A businesswoman who accused Barnaby Joyce of sexual harassment has broken her silence, claiming she was warned never to speak about the alleged incident by her friends or she’d be “destroyed”.
In her first televised interview with – set to air on ABC’s 7.30 on Tuesday night – Catherine Marriott claimed she was left in tears and unable to sleep for a week following the alleged incident.
Joyce has always denied the allegations against him and previously branded them “spurious and defamatory”.
The 2012 WA Rural Woman of the Year alleges the incident happened after a function in Canberra in August 2016, but told host Leigh Sales she initially stayed silent.
“[After the incident] I walked up to my hotel room and I burst into tears. I then couldn’t sleep that whole night. I didn’t actually sleep for a week,” Marriott said, according to the ABC.
“I rang two of my closest friends and I told them what had happened, and they said they couldn’t believe … they were just absolutely shocked, and they said, ‘You can’t tell anyone. You cannot tell anyone… you will be destroyed if this comes out’.”
However, it was the tragic suicide of 14-year-old Aussie girl Dolly Everett that eventually persuaded her to make an anonymous complaint against the then-agricultural minister.
Dolly famously wrote an inspiring message before her death, saying: “Speak even if your voice shakes,” and Marriott told the show the words “cut her to the core”.
She lodged the confidential complaint with the National Party in February, but the details were then leaked to the public shortly after.

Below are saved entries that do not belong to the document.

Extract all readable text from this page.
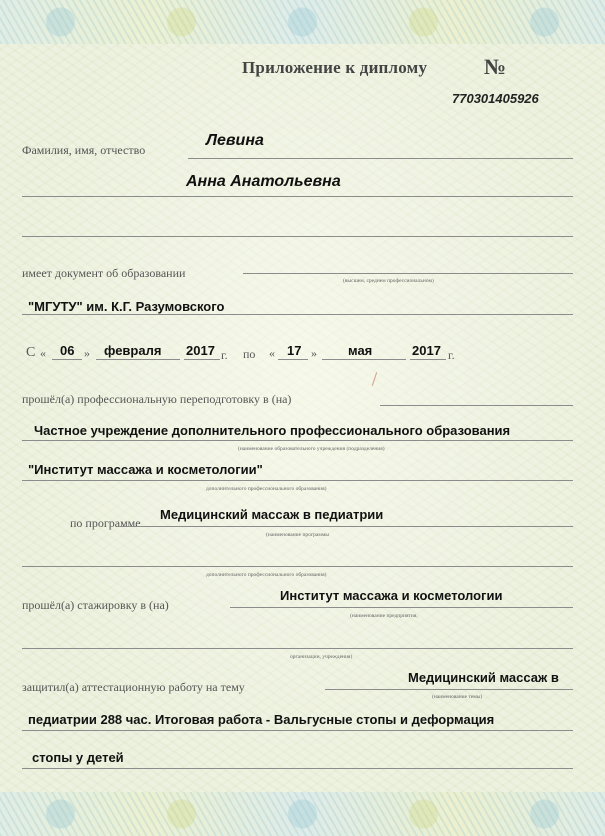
Приложение к диплому	№
770301405926
Фамилия, имя, отчество
Левина
Анна Анатольевна
имеет документ об образовании
(высшем, среднем профессиональном)
"МГУТУ" им. К.Г. Разумовского
С « 06 » февраля 2017 г. по « 17 » мая	2017 г.
прошёл(а) профессиональную переподготовку в (на)
Частное учреждение дополнительного профессионального образования
(наименование образовательного учреждения (подразделения)
"Институт массажа и косметологии"
дополнительного профессионального образования)
по программе
Медицинский массаж в педиатрии
(наименование программы
дополнительного профессионального образования)
прошёл(а) стажировку в (на)
Институт массажа и косметологии
(наименование предприятия,
организации, учреждения)
защитил(а) аттестационную работу на тему
Медицинский массаж в
(наименование темы)
педиатрии 288 час. Итоговая работа - Вальгусные стопы и деформация
стопы у детей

“That is one of the most frightening things that you will ever have to live through,” she said on the show.
“The control that I had over my own identity was taken away, and that’s something that I will live now with for the rest of my life, and I think, you know, I think it was really unfair, and it was really horrific.”
Joyce responded to the allegations in a statement to 7.30, and said he asked for the matter to be handled by police.
“I absolutely deny any allegation of sexual harassment,” he said. “I asked that this be referred to the police if the complainant wished to pursue this issue so I had the capacity to defend myself, as I firmly believe the complaint to be spurious and defamatory.
“This allegation should have been dealt with immediately [after] the complainant first believed there was an issue they wished to pursue, and the passage of nearly a year and a half since the time of the event to when the allegation was raised has not allowed a clearer determination on this issue.”
Marriott insisted she had chosen to speak out to urge the government to review its future harassment policies.
The Nationals failed to reach a verdict following an eight-month investigation over the sexual harassment allegations due to ‘insufficient evidence’. The allegations against Joyce were part of the reason he resigned as deputy PM and were made following news that he had been having an affair with former staffer Vikki Campion.
“It’s quite evident that you can’t go to the dispatch box while issues like that are outstanding,” Joyce said at the time, adding that he wanted his party to have clear air to represent the people of small towns across Australia.